July 23 (Bloomberg) -- China’s vehicle prices may decline steadily in the second half of 2010 because of increasing inventories and pressure by wholesalers to meet sales targets, the country’s planning ministry said.
Automakers may join dealers in offering discounts in the fourth quarter, Cheng Xiaodong, an official with the National Development and Reform Commission, said today in a statement. China’s car prices fell 1.18 percent in the first half from a year earlier, according to the agency.
Demand in the world’s biggest auto market may fall from year-earlier levels in the last six months of 2010, sparking price wars as dealers compete to clear inventories, according to Credit Suisse Group AG and consultant IHS Automotive. Wholesale passenger-car deliveries last month rose at the slowest pace in 15 months as inflation eroded consumers’ buying power.
“The high prices we saw last year are long gone,” said Yu Bing, an analyst at PingAn Securities Co. in Shanghai, who expects a 5 percent price drop for vehicles that cost about 100,000 yuan ($14,750). “Car prices are no doubt coming down.”
China’s vehicle sales, which have risen every month since February 2009, began growing at a slower rate in April amid increasing prices for consumer goods and signs of a cooling economy.

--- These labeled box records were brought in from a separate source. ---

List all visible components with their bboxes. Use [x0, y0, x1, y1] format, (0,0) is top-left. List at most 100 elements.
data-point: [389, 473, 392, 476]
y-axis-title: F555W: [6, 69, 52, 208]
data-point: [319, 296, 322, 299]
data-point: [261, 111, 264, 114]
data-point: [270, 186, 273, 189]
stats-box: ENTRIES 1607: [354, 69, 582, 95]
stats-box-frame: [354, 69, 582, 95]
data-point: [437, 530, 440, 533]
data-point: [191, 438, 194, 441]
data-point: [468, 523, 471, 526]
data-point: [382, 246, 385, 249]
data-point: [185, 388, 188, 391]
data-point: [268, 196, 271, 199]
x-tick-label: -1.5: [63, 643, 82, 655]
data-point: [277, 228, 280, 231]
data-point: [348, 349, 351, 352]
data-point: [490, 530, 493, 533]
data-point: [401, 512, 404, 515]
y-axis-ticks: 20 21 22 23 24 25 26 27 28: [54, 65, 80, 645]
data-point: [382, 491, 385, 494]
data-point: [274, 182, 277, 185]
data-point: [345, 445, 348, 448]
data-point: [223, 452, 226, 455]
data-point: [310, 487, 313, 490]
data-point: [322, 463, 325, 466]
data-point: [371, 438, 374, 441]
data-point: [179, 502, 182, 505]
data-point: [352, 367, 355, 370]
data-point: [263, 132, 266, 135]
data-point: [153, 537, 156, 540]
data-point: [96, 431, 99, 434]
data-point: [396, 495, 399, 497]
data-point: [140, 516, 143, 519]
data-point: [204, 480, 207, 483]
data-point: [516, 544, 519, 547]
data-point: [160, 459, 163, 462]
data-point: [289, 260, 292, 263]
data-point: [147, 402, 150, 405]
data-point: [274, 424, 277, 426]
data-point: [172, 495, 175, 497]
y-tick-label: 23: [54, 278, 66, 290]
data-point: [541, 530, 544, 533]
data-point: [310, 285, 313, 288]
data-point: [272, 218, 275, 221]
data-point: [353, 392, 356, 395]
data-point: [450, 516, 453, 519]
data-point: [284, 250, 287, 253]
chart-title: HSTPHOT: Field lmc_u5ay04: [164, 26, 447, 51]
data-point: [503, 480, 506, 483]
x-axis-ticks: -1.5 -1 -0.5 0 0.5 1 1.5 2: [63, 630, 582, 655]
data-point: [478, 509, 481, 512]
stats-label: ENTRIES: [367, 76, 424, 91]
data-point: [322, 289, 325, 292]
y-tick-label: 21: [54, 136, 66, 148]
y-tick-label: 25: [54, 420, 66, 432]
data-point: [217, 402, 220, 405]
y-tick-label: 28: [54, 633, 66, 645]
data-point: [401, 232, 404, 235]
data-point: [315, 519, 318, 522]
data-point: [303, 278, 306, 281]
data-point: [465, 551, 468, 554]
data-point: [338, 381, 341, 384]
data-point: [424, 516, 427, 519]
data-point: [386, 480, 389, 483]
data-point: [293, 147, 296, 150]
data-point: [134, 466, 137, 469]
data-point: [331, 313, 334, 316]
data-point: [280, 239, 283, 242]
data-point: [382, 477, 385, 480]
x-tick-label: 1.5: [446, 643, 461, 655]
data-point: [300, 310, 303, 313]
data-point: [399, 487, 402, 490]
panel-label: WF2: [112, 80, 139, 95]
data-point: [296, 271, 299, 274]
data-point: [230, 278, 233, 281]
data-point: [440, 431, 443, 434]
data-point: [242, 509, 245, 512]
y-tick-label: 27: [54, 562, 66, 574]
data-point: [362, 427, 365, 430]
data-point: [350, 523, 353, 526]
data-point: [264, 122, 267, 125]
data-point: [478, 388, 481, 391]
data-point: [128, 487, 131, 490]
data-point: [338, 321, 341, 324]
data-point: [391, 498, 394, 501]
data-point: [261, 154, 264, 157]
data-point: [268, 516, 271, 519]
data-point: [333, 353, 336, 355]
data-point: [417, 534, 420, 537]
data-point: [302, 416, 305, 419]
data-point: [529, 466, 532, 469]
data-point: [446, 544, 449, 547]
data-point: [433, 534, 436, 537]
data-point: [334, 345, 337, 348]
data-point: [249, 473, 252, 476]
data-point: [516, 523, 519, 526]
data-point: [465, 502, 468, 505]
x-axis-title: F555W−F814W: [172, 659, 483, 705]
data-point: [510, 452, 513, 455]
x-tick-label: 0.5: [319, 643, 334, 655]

The government also boosted the sales tax on small cars to 7.5 percent this year, after cutting it in half to 5 percent in 2009 as part of economic stimulus measures. The tax cut helped last year’s vehicle sales jump 46 percent to 13.6 million, surpassing the U.S. for the first time.
Wholesale passenger-car sales in June rose 19 percent from a year earlier, the slowest pace since March 2009, as China’s inflation rate stood at 2.9 percent, the second-highest monthly rate this year. The nation’s gross domestic product expansion eased to 10.3 percent in the second quarter from 11.9 percent in the preceding three months, the statistics bureau said on July 15.
Domestic auto production exceeded sales by 1.29 million vehicles in the first half of this year, the China Automotive Technology & Research Center said on July 5. The average stockpile period, a measure of the time between car production and registration, was 55 days in June, compared with 41 days in February, the center said.
Automakers are introducing new models at a faster pace in the second half, with an average of three being added every week in July and more than 20 scheduled to come in the next two months, the Development and Reform Commission said today.
Price reductions of as much as 5 percent on average are likely, according to Yale Zhang, a Shanghai-based analyst at consultant IHS Automotive.
The Chinese government has been subsidizing rural residents’ automobile purchases since last year. The country gave out 7.92 billion yuan to rural residents to help them buy motorcycles and automobiles in the first half, according to the planning agency.
The government also handed out 2.44 billion yuan to subsidize trade-ins of old vehicles during the period, the agency said.